The sleepwalker’s mouth moved again, like he was struggling to remember how to form words. Then, in a low voice that was only barely above a moan, he said, “Saaaaaaaaal.”
I blanched, starting to pull my hand away. That was when the sleepwalker moved.
Like many of the sleepwalkers we’d encountered, he was fast: something about the flawed interface between tapeworm thought and human mind had removed the normal limitations imposed by the body. He didn’t know that he needed to be afraid of hurting himself. He just moved, lunging with an inhuman speed as he latched his hands around my wrist. I screamed, trying to pull away. It was an automatic response, offered without thought for the sleepwalkers that might be lurking in the other apartments on the floor, and it was louder than I would have believed possible, given the torn-up state of my throat. The sleepwalker clamped down harder. He wasn’t just fast, he was strong, and I could feel the bones in my wrist grind together.
“Sal!” Nathan grabbed my other arm. Just in time, too: the sleepwalker gave a mighty tug and I stumbled forward, barely held in place by Nathan’s frantic grip.
“Let me go!” I shouted, trying again to jerk myself free.
“Saaaaaaaaaaal,” responded the sleepwalker, and pulled my arm toward his mouth.
The feeling of his teeth breaking the skin of my wrist was like nothing I had ever felt before or wanted to feel again: intensely painful, and almost unreal at the same time. This couldn’t be happening. This couldn’t be happening. It didn’t make sense, and so my brain tried to reject the reality of it, shoving it aside in favor of the pounding sound of drums rising in my ears. Nathan pulled on me again, and for a moment, it was like I was being torn in two. My shoulders ached. The sleepwalker’s teeth dug deeper into my wrist.
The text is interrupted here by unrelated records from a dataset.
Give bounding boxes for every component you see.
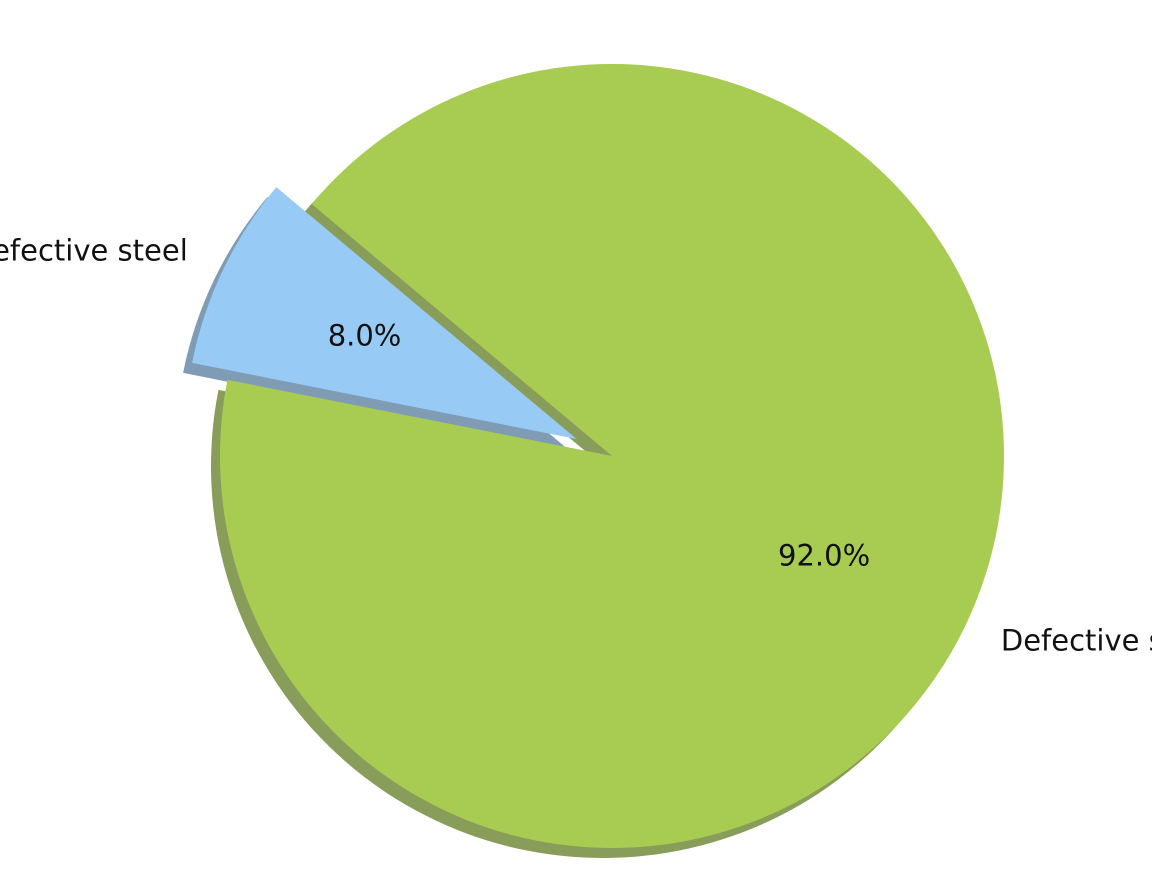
pie-label-layer: Non defective steel 8.0% Defective steel 92…	[0, 234, 1152, 658]
pie-pct-label-non-defective-steel: 8.0%	[328, 318, 402, 352]
pie-pct-label-defective-steel: 92.0%	[778, 539, 870, 573]
pie-slice-defective-steel	[219, 63, 1004, 849]
pie-label-non-defective-steel: Non defective steel	[0, 234, 188, 268]
pie-slice-layer	[192, 63, 1004, 849]
pie-slice-non-defective-steel	[192, 187, 577, 440]
pie-label-defective-steel: Defective steel	[1001, 623, 1152, 657]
I screamed.
Nathan let me go.
I whipped around as best I could to stare at him, too stunned to keep screaming. The sleepwalker yanked me closer, his teeth digging into my flesh until it felt like they were scraping against the bone, and then Nathan was squeezing past us both and running down the hall, one hand fumbling in his pants pocket.
I realized what he was doing as he shoved the key into the lock, and I shoved my hand against the sleepwalker’s face, trying to break his hold on my wrist. I didn’t expect it to work. It didn’t really need to. It just needed to distract him a little bit, to keep him focused on me while Nathan got the door open.
The dogs must have been waiting just inside for us to return. Nathan kicked the door inward, and Beverly’s long, low growl echoed out into the hall, followed by the sleek black shape of Beverly herself rocketing for the sleepwalker’s knees. Beverly was a black Lab that we had acquired when her original owner went into conversion; it had been her barking and growling that alerted us to the fact that something was wrong with him. Most animals hated sleepwalkers. Something about the chemical changes to the body that occurred during an invasive takeover upset them. Beverly took that hate to a new level.
The man who was trying to gnaw through my wrist might not have known much about pain anymore, but that didn’t make him immune to the laws of physics. Beverly slammed into his knees and he let me go, moaning in confusion as he struggled to keep his balance. The gash in my wrist was almost three inches long. Thanks to the way his teeth had broken through skin and muscle, the wound ran up and not across. Beverly was growling, and Minnie was barking from somewhere inside the apartment, and I was bleeding everywhere. So much blood.